ABD’li sinema oyuncusu ve yönetmen Mark Ruffalo, “Şeyh Cerrah” etiketiyle yaptığı paylaşımda, İsrail’e yaptırım için 2 milyon imza çağrısında bulunan bir internet sayfasının linkini vererek, şunları yazdı:

“Kudüs’te 1500 Filistinli sınır dışı edilmekle karşı karşıya. 200 protestocu yaralandı, 9 çocuk öldürüldü. Güney Afrika’daki yaptırımlar siyahi halkın özgürlüğüne kavuşmasına yardımcı oldu. Filistinlileri özgürleştirmek için İsrail’e yaptırımların zamanı geldi.”

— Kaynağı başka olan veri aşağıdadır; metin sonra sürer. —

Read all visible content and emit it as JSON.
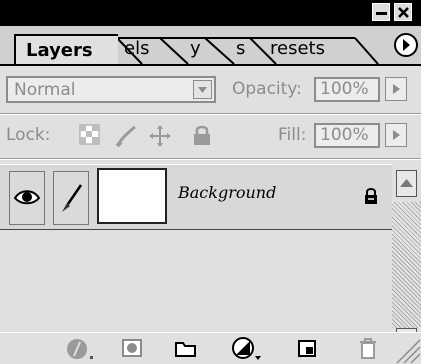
{
  "window": {
    "controls": [
      "minimize-icon",
      "close-icon"
    ]
  },
  "tabs": [
    {
      "label": "Layers",
      "active": true
    },
    {
      "label": "els",
      "active": false
    },
    {
      "label": "y",
      "active": false
    },
    {
      "label": "s",
      "active": false
    },
    {
      "label": "resets",
      "active": false
    }
  ],
  "blend": {
    "mode": "Normal",
    "opacity_label": "Opacity:",
    "opacity_value": "100%"
  },
  "lock": {
    "label": "Lock:",
    "fill_label": "Fill:",
    "fill_value": "100%"
  },
  "layers": [
    {
      "name": "Background",
      "visible": true,
      "locked": true
    }
  ],
  "bottom_icons": [
    "layer-style-icon",
    "mask-icon",
    "new-group-icon",
    "adjustment-layer-icon",
    "new-layer-icon",
    "trash-icon"
  ]
}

Ünlü sanatçı Rihanna ise Instagram hesabından bir paylaşımda bulundu. Barbadoslu şarkıcı, yaptığı paylaşımda şu ifadelere yer verdi:

“Kalbim, İsrail ile Filistin arasında sergilenen şiddetle kırılıyor! Görmeye cesaret edemiyorum! Masum İsrailli ve Filistinli çocuklar sığınaklarda bombalardan saklanıyor, 40’tan fazla insan hayatını kaybetti. Sadece Gazze’de en az 13 masum çocuk öldü!”

İsveçli ünlü pop sanatçısı Zara Larsson, Instagram hesabındaki hikayesinde “Özgür Filistin” yazılı fotoğrafı paylaşarak, İsrail’e tepkisini şöyle dile getirdi:

“Dünyanın dört bir yanındaki Yahudi karşıtı şiddete ve tehditlere maruz kalanlar için ayağa kalkmalıyız. Ancak aynı zamanda apartheid ve sivilleri öldüren ve ABD doları ile finanse edilen bir devleti sorumlu tutmalıyız. Birinin diğerini dışlaması gerekmez. Şu anda Filistin’de olan bir utançtır, bir suçtur.”

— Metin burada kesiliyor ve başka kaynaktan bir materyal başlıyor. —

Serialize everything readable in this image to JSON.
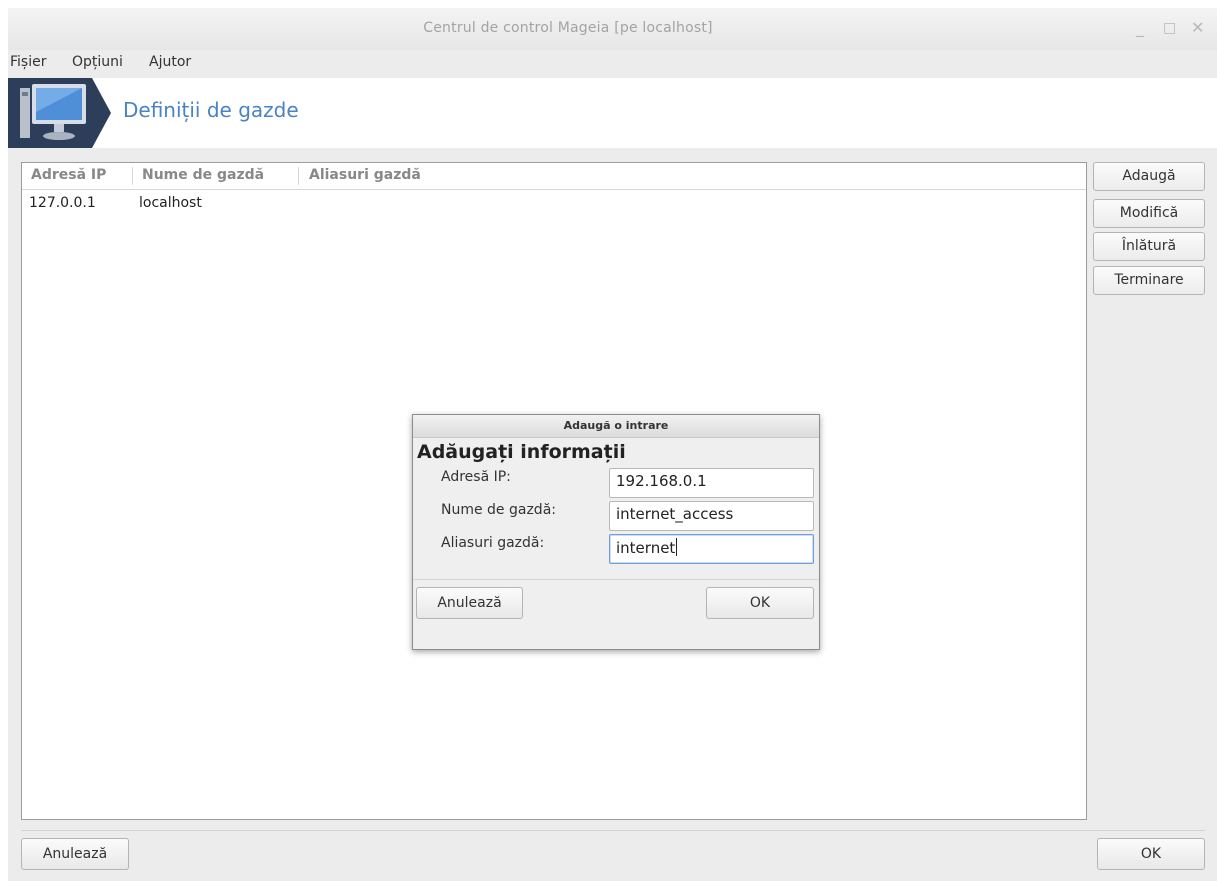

Ünlü oyuncu Susan Sarandon da Twitter hesabından yaptığı paylaşımda, “İsrail hükümeti ve Yahudi yerleşimci örgütler tarafından etnik temizlikle karşı karşıya bırakılan ve terörize edilen Filistin halkıyla dayanışmak... Dünya seyrediyor.” dedi.

Örnekleri yazmakla bitmeyecek kadar çok olan bu destekler insanlığın da artık bu ırkçı emperyalistlerin küresel işgallerine ve “Dijital Apartheid”ine karşı “Küresel İntifada”yı başlatıp devam ettirdiklerini gösteriyor. Bu zulümler yeniden bir çağdaş Hılfü’l Füdul”un (Erdemliler İttifakı) kurulmakta olduğunun da müjdecisi.